There are 8,583,202 unfiltered bigrams and 8,284,704 unfiltered trigrams.
| bigram | n |
|---|---|
| of the | 41293 |
| in the | 37778 |
| to the | 19802 |
| on the | 17591 |
| for the | 16317 |
| to be | 14114 |
| at the | 12572 |
| and the | 12288 |
| in a | 11074 |
| with the | 9860 |
| trigram | n |
|---|---|
| one of the | 3220 |
| a lot of | 2772 |
| to be a | 1490 |
| the end of | 1437 |
| going to be | 1392 |
| as well as | 1366 |
| out of the | 1355 |
| it was a | 1299 |
| some of the | 1292 |
| be able to | 1260 |
There are 1,285,365 unfiltered bigrams and 473,420 unfiltered trigrams.
| word1 | word2 | n |
|---|---|---|
| st | louis | 969 |
| los | angeles | 682 |
| san | francisco | 612 |
| happy | birthday | 432 |
| san | diego | 406 |
| social | media | 385 |
| ice | cream | 372 |
| real | estate | 321 |
| vice | president | 313 |
| white | house | 308 |
| word1 | word2 | word3 | n |
|---|---|---|---|
| president | barack | obama | 130 |
| st | louis | county | 101 |
| world | war | ii | 95 |
| gov | chris | christie | 88 |
| happy | mothers | day | 80 |
| happy | mother’s | day | 74 |
We need to include the stop words (as its all instances in the language) but still exclude numbers
Just 143 words are needed to cover 50% of all word instances in the language and 7,543 to cover 90%.

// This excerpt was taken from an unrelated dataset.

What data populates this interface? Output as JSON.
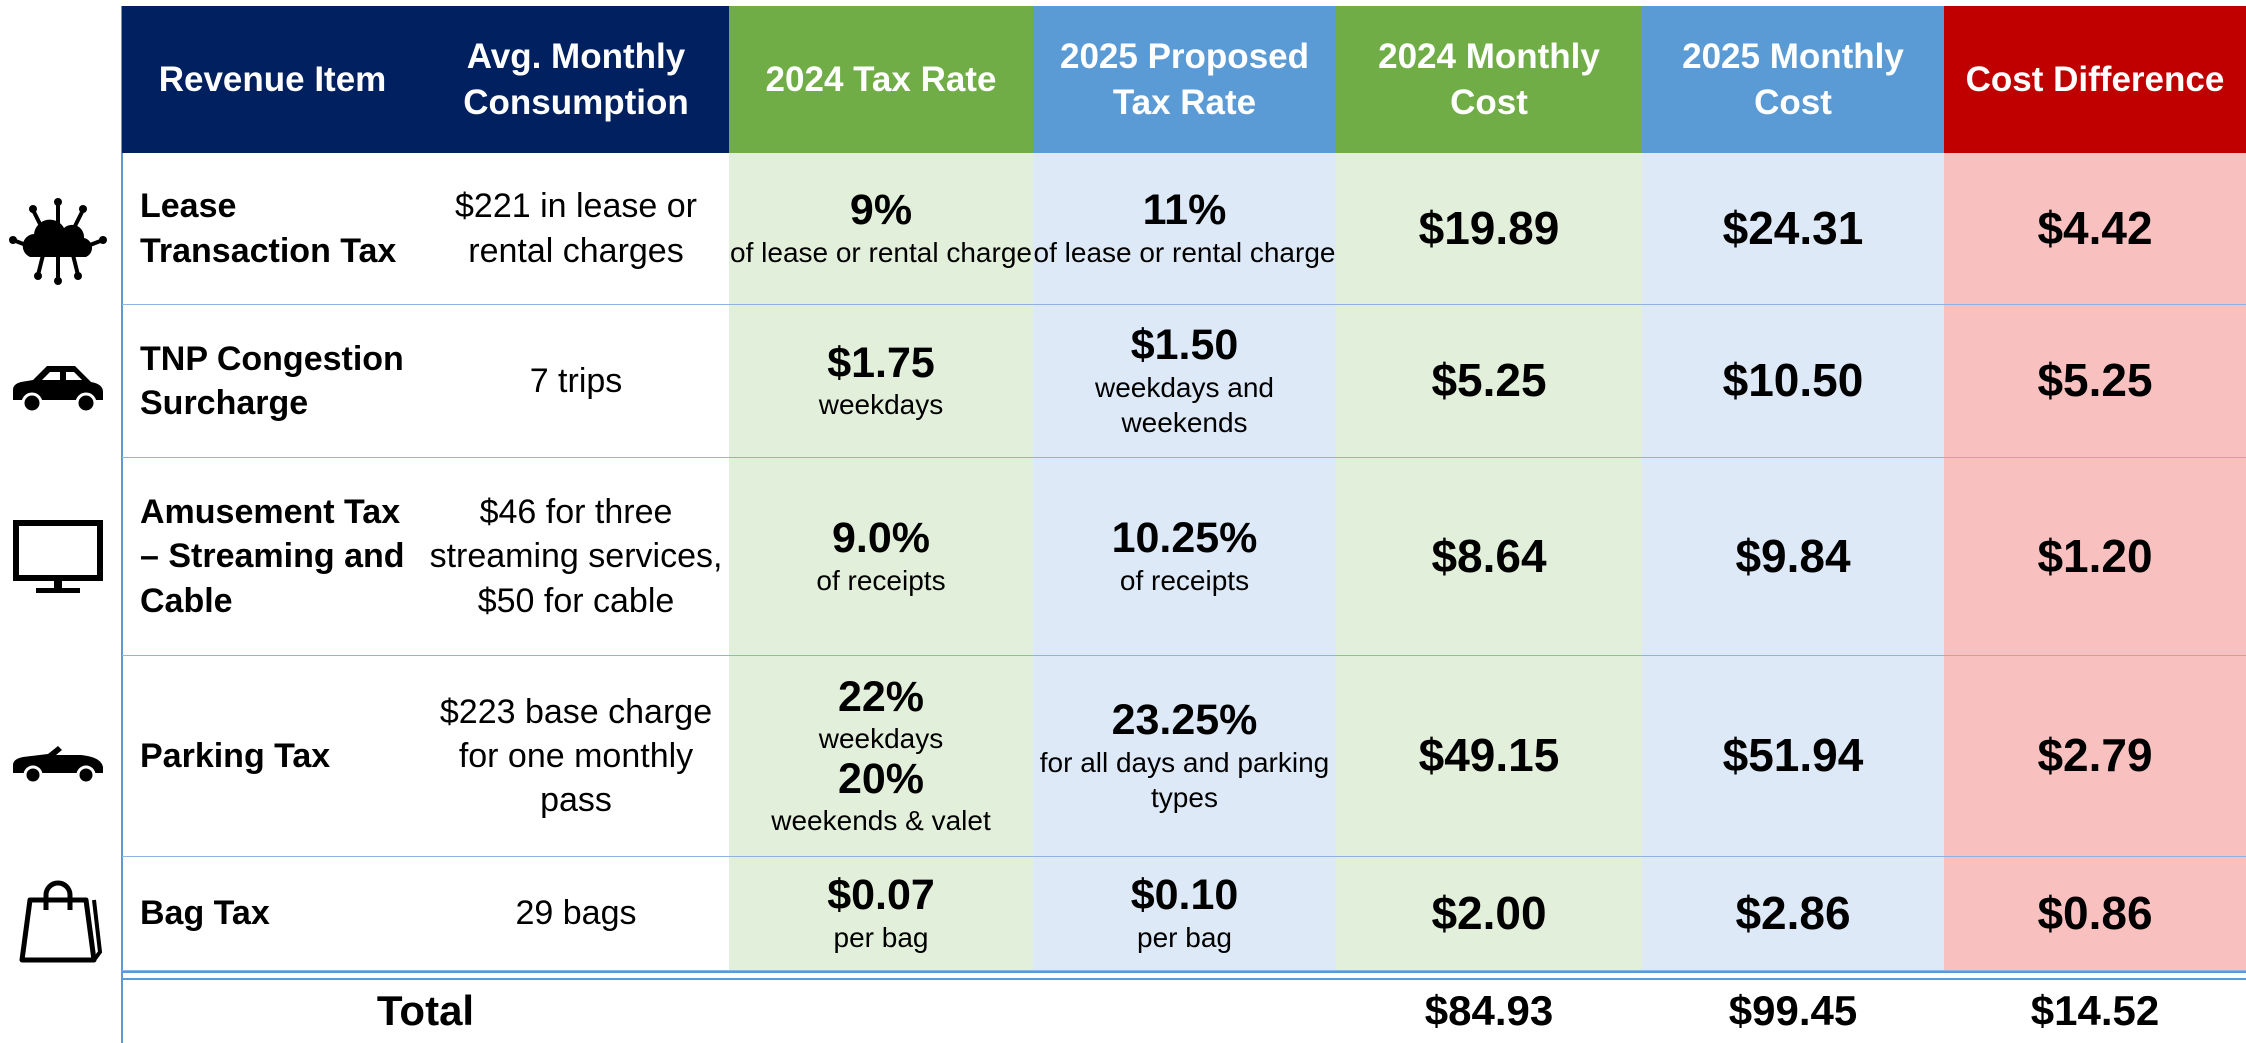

I plan to build a models for bigrams, trigrams and possibly quadgrams which will predict the highest probably n+1 word given a single word, bigram or trigram.

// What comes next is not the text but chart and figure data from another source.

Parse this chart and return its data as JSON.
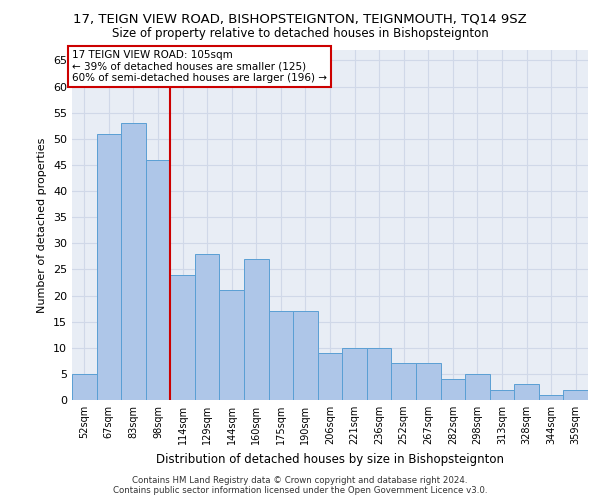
{
  "title": "17, TEIGN VIEW ROAD, BISHOPSTEIGNTON, TEIGNMOUTH, TQ14 9SZ",
  "subtitle": "Size of property relative to detached houses in Bishopsteignton",
  "xlabel": "Distribution of detached houses by size in Bishopsteignton",
  "ylabel": "Number of detached properties",
  "categories": [
    "52sqm",
    "67sqm",
    "83sqm",
    "98sqm",
    "114sqm",
    "129sqm",
    "144sqm",
    "160sqm",
    "175sqm",
    "190sqm",
    "206sqm",
    "221sqm",
    "236sqm",
    "252sqm",
    "267sqm",
    "282sqm",
    "298sqm",
    "313sqm",
    "328sqm",
    "344sqm",
    "359sqm"
  ],
  "values": [
    5,
    51,
    53,
    46,
    24,
    28,
    21,
    27,
    17,
    17,
    9,
    10,
    10,
    7,
    7,
    4,
    5,
    2,
    3,
    1,
    2
  ],
  "bar_color": "#aec6e8",
  "bar_edgecolor": "#5a9fd4",
  "redline_x": 3.5,
  "annotation_title": "17 TEIGN VIEW ROAD: 105sqm",
  "annotation_line1": "← 39% of detached houses are smaller (125)",
  "annotation_line2": "60% of semi-detached houses are larger (196) →",
  "annotation_box_color": "#ffffff",
  "annotation_box_edgecolor": "#cc0000",
  "redline_color": "#cc0000",
  "ylim": [
    0,
    67
  ],
  "yticks": [
    0,
    5,
    10,
    15,
    20,
    25,
    30,
    35,
    40,
    45,
    50,
    55,
    60,
    65
  ],
  "grid_color": "#d0d8e8",
  "background_color": "#e8edf5",
  "footer_line1": "Contains HM Land Registry data © Crown copyright and database right 2024.",
  "footer_line2": "Contains public sector information licensed under the Open Government Licence v3.0."
}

The shiny app will use the highest n model for the available words input and if a probability for the n+1 word reaches a certain threshold (TBC), that prediction will be used. Otherwise it will use the n-1 gram model and repeat the excercise.
Different models will be tested and compared to see which provide the highest accuracy predictions.
Given the performance issues encountered, models will be trained on a subset of the data.